Description
If you’re after tender, flavorful lamb chops with that gorgeous sticky balsamic finish — you’re in the right kitchen. These rosemary-balsamic lamb chops are my go-to when I want something quick but fancy-tasting.
Ingredients
Units
Scale
- 6 lamb chops
- 2 tablespoons fresh rosemary, chopped
- 1/2 cup balsamic vinegar
- 3 tablespoons sugar
- 2 tablespoons honey
- 1 tablespoon minced garlic
- 4 tablespoons Worcestershire sauce
- 2 tablespoons olive oil
- 1 teaspoon barbecue spice
- Salt and black pepper, to taste
Instructions
- Pat 6 lamb chops dry and sprinkle both sides with barbecue spice, salt, and black pepper. Don’t skip this, as it gives the meat a nice crust later.
- In a bowl, mix ½ cup balsamic vinegar, 3 tablespoons sugar, 2 tablespoons honey, 1 tablespoon minced garlic, 4 tablespoons Worcestershire sauce, 2 tablespoons olive oil, and 2 tablespoons chopped fresh rosemary.
- Whisk it all together until the sugar dissolves.

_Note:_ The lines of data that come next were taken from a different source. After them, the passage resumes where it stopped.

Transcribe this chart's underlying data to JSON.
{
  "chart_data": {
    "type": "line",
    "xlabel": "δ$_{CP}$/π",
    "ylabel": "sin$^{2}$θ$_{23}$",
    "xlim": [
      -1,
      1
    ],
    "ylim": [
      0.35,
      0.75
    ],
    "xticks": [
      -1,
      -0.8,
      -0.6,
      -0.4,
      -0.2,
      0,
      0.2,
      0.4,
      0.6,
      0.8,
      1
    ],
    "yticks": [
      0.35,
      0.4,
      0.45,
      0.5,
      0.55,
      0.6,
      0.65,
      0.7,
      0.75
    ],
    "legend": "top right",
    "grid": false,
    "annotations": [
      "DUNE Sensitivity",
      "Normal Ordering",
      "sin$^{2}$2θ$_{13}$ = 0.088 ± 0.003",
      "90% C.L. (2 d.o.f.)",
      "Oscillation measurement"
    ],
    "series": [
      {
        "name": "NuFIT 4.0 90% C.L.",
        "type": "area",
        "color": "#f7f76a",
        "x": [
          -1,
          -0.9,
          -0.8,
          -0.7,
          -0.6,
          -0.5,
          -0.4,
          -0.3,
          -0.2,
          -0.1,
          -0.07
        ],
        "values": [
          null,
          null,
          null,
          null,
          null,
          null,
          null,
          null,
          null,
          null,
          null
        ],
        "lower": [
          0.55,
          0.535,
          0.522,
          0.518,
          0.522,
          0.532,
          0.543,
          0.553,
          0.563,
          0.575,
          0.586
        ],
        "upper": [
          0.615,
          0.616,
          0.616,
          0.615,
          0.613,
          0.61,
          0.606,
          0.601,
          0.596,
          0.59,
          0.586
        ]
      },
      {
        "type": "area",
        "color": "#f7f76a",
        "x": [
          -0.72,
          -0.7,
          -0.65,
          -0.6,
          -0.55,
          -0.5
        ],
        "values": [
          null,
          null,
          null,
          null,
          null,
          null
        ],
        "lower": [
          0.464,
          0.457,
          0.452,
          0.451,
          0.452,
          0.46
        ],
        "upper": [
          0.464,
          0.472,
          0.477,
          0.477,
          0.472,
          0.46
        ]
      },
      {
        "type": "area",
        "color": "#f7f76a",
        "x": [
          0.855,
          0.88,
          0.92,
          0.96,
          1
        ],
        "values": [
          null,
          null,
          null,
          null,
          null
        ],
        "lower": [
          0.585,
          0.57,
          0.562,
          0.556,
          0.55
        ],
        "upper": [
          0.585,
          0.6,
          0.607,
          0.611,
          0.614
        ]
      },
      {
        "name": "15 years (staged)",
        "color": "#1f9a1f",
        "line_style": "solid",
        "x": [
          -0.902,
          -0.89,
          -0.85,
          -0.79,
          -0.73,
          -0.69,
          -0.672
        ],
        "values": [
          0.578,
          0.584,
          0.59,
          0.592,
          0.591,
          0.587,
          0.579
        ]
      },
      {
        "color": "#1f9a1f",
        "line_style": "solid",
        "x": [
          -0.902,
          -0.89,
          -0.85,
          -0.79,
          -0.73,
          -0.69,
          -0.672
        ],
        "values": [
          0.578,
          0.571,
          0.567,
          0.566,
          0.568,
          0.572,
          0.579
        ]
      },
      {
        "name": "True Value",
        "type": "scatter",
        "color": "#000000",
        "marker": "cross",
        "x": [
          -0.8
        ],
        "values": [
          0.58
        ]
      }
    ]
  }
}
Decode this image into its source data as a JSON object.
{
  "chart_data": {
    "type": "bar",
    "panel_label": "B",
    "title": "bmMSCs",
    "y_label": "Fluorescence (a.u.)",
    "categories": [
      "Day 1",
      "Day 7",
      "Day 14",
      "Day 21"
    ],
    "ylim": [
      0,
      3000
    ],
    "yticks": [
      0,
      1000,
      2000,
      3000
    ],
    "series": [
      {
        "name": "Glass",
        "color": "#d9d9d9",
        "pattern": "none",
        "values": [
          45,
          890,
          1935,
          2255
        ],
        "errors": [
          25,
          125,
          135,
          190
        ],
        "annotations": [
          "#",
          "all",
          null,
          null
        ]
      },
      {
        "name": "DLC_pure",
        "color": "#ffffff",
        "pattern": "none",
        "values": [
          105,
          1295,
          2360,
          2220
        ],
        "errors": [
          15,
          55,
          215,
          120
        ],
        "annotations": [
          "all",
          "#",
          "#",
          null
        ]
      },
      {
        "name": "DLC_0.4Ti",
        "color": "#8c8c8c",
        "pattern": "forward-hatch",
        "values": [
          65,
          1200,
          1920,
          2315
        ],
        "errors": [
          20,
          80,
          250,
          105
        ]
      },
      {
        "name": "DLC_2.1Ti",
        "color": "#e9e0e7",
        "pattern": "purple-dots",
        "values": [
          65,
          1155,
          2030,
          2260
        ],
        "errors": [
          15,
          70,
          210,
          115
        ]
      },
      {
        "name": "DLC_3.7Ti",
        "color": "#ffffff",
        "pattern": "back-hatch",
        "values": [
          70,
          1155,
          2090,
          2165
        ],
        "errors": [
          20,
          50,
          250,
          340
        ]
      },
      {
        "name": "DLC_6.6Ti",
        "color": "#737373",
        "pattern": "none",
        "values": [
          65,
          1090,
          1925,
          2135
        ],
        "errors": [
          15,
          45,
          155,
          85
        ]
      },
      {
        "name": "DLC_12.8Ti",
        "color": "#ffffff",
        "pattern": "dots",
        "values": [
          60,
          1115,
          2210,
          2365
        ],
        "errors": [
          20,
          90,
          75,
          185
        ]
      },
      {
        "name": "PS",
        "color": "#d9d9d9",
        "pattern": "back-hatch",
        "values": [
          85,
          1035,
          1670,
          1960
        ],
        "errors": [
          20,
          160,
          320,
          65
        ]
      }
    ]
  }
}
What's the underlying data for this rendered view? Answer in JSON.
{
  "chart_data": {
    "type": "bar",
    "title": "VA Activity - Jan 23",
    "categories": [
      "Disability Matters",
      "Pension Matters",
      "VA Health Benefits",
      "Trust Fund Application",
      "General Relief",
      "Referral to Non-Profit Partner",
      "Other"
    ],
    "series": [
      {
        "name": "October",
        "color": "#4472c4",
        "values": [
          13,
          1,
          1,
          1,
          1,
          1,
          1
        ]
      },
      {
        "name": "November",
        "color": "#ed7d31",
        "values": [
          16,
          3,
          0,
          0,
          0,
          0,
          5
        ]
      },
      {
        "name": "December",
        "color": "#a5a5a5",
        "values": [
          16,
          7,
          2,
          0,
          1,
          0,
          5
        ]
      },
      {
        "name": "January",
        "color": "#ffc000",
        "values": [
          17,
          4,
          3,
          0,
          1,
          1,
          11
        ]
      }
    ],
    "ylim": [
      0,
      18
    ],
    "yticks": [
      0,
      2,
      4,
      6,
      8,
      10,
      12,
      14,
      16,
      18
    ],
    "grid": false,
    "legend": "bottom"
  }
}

- Pour the mixture over the lamb chops in a dish or zip-top bag.
- Make sure they’re all coated well, then pop them in the fridge for about 3 hours (overnight if you’ve got the time, even better).
- Heat your grill or a large pan until hot. Cook the chops on medium-high heat, about 3–4 minutes per side for medium, or longer if you like them more done. Don’t move them too soon; that sear is where the flavor lives.
- Brush some leftover marinade over the chops as they cook for extra glaze, then let them rest a few minutes before serving.
- That’s it! Juicy, glossy, rosemary-scented lamb chops that taste like you fussed way more than you actually did.